Issue No. 01 - January-February (2011 vol. 8)
DOI Bookmark: http://doi.ieeecomputersociety.org/10.1109/TCBB.2009.60
Dukka B. KC , University of North Carolina at Charlotte, Charlotte
Dennis R. Livesay , Univeristy of North Carolina at Charlotte, Charlotte
Prediction of protein functional sites from sequence-derived data remains an open bioinformatics problem. We have developed a phylogenetic motif (PM) functional site prediction approach that identifies functional sites from alignment fragments that parallel the evolutionary patterns of the family. In our approach, PMs are identified by comparing tree topologies of each alignment fragment to that of the complete phylogeny. Herein, we bypass the phylogenetic reconstruction step and identify PMs directly from distance matrix comparisons.
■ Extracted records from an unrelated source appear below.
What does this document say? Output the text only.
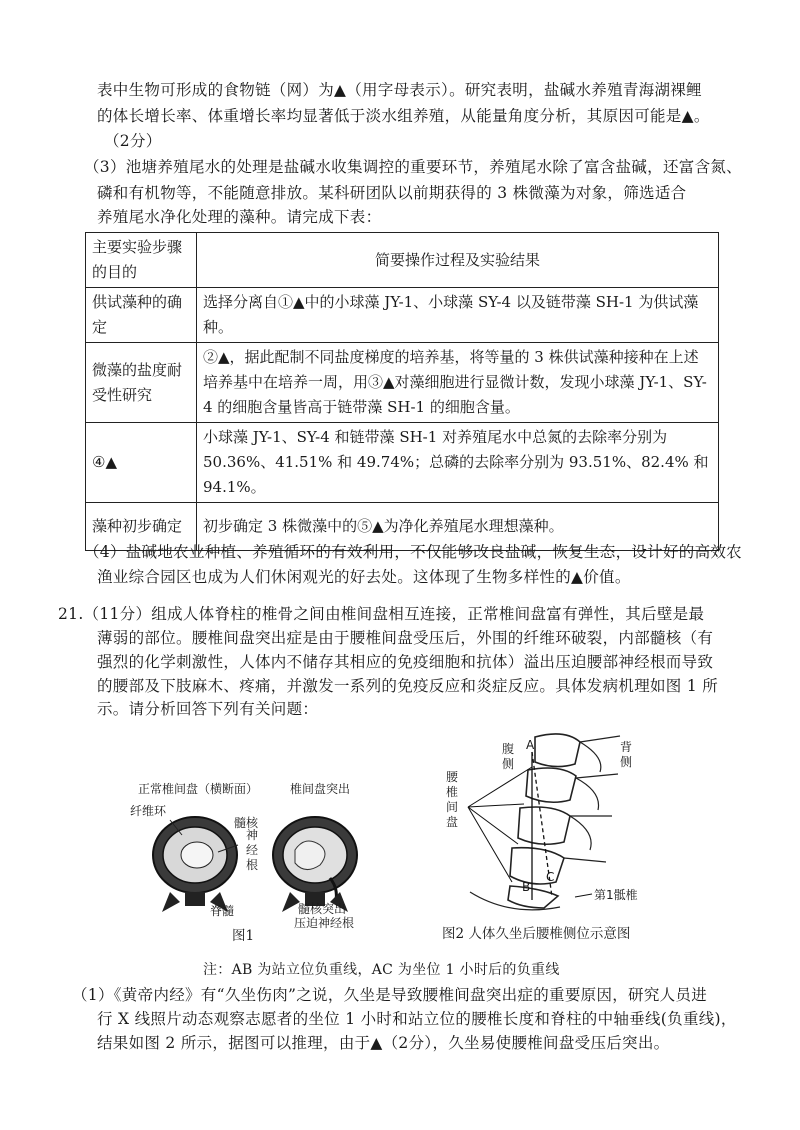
表中生物可形成的食物链（网）为▲（用字母表示）。研究表明，盐碱水养殖青海湖裸鲤
的体长增长率、体重增长率均显著低于淡水组养殖，从能量角度分析，其原因可能是▲。
（2分）
（3）池塘养殖尾水的处理是盐碱水收集调控的重要环节，养殖尾水除了富含盐碱，还富含氮、
磷和有机物等，不能随意排放。某科研团队以前期获得的 3 株微藻为对象，筛选适合
养殖尾水净化处理的藻种。请完成下表：
主要实验步骤的目的	简要操作过程及实验结果
供试藻种的确定	选择分离自①▲中的小球藻 JY-1、小球藻 SY-4 以及链带藻 SH-1 为供试藻种。
微藻的盐度耐受性研究	②▲，据此配制不同盐度梯度的培养基，将等量的 3 株供试藻种接种在上述培养基中在培养一周，用③▲对藻细胞进行显微计数，发现小球藻 JY-1、SY-4 的细胞含量皆高于链带藻 SH-1 的细胞含量。
④▲	小球藻 JY-1、SY-4 和链带藻 SH-1 对养殖尾水中总氮的去除率分别为 50.36%、41.51% 和 49.74%；总磷的去除率分别为 93.51%、82.4% 和 94.1%。
藻种初步确定	初步确定 3 株微藻中的⑤▲为净化养殖尾水理想藻种。
（4）盐碱地农业种植、养殖循环的有效利用，不仅能够改良盐碱，恢复生态，设计好的高效农
渔业综合园区也成为人们休闲观光的好去处。这体现了生物多样性的▲价值。
21.（11分）组成人体脊柱的椎骨之间由椎间盘相互连接，正常椎间盘富有弹性，其后壁是最
薄弱的部位。腰椎间盘突出症是由于腰椎间盘受压后，外围的纤维环破裂，内部髓核（有
强烈的化学刺激性，人体内不储存其相应的免疫细胞和抗体）溢出压迫腰部神经根而导致
的腰部及下肢麻木、疼痛，并激发一系列的免疫反应和炎症反应。具体发病机理如图 1 所
示。请分析回答下列有关问题：
正常椎间盘（横断面）	椎间盘突出
纤维环
髓核
神经根
脊髓	髓核突出
压迫神经根
图1
腹侧
背侧
腰椎间盘
A
B
C
第1骶椎
图2 人体久坐后腰椎侧位示意图
注：AB 为站立位负重线，AC 为坐位 1 小时后的负重线
（1）《黄帝内经》有“久坐伤肉”之说，久坐是导致腰椎间盘突出症的重要原因，研究人员进
行 X 线照片动态观察志愿者的坐位 1 小时和站立位的腰椎长度和脊柱的中轴垂线(负重线)，
结果如图 2 所示，据图可以推理，由于▲（2分），久坐易使腰椎间盘受压后突出。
In order to optimize the new algorithm, we consider three different distance matrices and 13 different matrix similarity scores. We assess the performance of the various approaches on a structurally nonredundant data set that includes three types of functional site definitions. Without exception, the predictive power of the original approach outperforms the distance matrix variants. While the distance matrix methods fail to improve upon the original approach, our results are important because they clearly demonstrate that the improved predictive power is based on the topological comparisons. Meaning that phylogenetic trees are a straightforward, yet powerful way to improve functional site prediction accuracy. While complementary studies have shown that topology improves predictions of protein-protein interactions, this report represents the first demonstration that trees improve functional site predictions as well.
Phylogenetic motif, functional site prediction, phylogenetic tree, distance matrix.
D. B. KC and D. R. Livesay, "Topology Improves Phylogenetic Motif Functional Site Predictions," in IEEE/ACM Transactions on Computational Biology and Bioinformatics, vol. 8, no. , pp. 226-233, 2009.